The state has systems in place to handle nuisance alligators and offers tips on how to peacefully co-exist. “Serious injuries caused by alligators are rare here and conflicts can be avoided by keeping a safe distance if you see an alligator, never feeding one, and swimming only in designated areas during the day. If you’re concerned about an alligator, call our toll-free hotline at 866-FWC-GATOR (866-392-4286),” posted Florida Fish and Wildlife Conservation.

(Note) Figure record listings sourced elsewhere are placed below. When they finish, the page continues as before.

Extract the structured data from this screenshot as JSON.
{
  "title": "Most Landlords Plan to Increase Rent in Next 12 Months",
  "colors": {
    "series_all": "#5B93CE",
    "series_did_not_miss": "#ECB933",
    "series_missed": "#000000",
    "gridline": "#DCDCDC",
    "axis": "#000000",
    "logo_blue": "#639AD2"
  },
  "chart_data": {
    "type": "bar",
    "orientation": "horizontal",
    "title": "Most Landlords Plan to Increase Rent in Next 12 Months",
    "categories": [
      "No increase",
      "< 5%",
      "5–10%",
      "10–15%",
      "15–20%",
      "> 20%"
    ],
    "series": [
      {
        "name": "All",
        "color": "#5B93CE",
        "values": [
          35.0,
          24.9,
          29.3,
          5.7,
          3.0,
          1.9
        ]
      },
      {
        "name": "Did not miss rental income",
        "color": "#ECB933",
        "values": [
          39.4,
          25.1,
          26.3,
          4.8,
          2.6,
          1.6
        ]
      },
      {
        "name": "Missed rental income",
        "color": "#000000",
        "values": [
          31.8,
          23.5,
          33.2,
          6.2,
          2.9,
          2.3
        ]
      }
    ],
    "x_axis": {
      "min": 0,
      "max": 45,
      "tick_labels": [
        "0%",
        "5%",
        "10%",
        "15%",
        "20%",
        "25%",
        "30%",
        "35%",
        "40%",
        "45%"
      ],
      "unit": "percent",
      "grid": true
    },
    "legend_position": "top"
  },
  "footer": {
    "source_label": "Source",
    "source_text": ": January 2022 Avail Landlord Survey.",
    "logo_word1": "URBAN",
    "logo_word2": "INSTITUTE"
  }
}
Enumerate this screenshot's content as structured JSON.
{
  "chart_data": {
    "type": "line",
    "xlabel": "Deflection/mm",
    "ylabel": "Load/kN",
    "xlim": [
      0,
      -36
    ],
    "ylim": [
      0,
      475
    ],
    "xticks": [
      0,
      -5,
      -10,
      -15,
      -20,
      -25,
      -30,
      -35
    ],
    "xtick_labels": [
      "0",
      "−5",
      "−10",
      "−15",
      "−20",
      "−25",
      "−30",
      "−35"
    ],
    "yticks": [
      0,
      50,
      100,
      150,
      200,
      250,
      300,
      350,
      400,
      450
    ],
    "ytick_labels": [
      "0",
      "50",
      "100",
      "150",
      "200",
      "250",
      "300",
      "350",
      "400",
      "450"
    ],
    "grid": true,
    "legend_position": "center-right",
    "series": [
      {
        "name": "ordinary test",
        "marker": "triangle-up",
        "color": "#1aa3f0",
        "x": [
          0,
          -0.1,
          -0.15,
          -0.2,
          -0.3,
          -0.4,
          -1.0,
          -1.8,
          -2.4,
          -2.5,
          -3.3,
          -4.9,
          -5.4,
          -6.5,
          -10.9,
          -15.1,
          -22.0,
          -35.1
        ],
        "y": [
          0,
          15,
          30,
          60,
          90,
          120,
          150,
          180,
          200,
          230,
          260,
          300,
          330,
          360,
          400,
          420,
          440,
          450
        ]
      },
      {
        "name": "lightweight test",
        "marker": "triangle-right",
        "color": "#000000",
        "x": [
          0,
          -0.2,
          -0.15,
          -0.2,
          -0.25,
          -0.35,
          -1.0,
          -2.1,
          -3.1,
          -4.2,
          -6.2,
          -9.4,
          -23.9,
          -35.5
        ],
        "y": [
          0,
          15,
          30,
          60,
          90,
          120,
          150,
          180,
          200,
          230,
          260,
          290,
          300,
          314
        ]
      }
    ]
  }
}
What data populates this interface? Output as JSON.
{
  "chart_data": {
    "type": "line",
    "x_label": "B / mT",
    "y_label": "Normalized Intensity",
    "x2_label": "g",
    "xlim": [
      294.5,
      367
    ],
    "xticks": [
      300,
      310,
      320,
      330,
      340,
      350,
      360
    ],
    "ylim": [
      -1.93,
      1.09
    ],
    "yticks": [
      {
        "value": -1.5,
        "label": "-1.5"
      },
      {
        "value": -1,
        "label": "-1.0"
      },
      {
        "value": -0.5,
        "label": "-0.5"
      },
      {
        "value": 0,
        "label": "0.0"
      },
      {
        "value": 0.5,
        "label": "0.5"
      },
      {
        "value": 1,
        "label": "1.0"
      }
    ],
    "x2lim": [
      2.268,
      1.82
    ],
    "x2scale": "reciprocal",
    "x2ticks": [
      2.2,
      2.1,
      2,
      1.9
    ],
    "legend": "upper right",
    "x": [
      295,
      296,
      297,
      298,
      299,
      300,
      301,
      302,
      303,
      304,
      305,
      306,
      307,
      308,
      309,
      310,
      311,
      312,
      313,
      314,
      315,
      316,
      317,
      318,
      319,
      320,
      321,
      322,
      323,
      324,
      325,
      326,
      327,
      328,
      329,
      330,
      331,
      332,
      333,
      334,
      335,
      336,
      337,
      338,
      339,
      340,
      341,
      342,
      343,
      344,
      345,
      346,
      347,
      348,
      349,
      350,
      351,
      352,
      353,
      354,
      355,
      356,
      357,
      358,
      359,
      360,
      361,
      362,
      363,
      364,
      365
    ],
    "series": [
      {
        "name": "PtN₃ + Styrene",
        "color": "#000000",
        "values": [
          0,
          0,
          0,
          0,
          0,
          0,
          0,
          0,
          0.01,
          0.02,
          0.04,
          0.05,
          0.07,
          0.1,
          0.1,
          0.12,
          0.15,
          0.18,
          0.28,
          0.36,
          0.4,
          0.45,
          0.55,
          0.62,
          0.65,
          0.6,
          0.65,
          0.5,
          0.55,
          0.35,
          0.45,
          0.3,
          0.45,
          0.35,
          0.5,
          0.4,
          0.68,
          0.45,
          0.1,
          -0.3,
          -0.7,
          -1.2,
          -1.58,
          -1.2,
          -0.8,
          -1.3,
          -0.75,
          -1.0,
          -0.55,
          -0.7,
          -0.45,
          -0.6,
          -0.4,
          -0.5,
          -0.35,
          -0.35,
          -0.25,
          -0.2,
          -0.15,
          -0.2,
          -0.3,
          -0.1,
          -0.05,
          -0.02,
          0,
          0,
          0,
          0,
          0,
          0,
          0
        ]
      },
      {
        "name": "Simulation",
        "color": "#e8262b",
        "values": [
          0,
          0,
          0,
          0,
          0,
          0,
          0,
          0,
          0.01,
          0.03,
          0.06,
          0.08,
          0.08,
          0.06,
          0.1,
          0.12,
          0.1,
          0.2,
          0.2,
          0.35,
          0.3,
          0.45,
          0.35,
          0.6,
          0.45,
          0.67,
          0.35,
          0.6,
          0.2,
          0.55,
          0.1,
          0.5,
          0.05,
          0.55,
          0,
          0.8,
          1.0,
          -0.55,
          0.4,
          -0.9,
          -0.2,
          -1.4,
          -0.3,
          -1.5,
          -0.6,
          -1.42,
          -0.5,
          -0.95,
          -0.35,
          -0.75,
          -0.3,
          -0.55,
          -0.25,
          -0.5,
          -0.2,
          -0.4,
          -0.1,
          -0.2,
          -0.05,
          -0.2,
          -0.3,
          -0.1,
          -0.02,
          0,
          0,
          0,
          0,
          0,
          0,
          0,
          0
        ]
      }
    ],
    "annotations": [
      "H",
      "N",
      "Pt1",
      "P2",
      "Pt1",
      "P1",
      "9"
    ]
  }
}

ALDF shared a post informing their fans of the incident and reward. People are sharing it across the state and with family and friends to help find the person responsible. While not everyone loves alligators, many respect the purpose they serve and agree they should not be harmed.
“They may be dangerous animals but it doesn’t give people the right to abuse them. We’re the one’s are taking their home not them taking our home. We need to respect animals of every kind,” wrote one person.
Anyone with information is asked to contact state officials at 1-888-404-3922.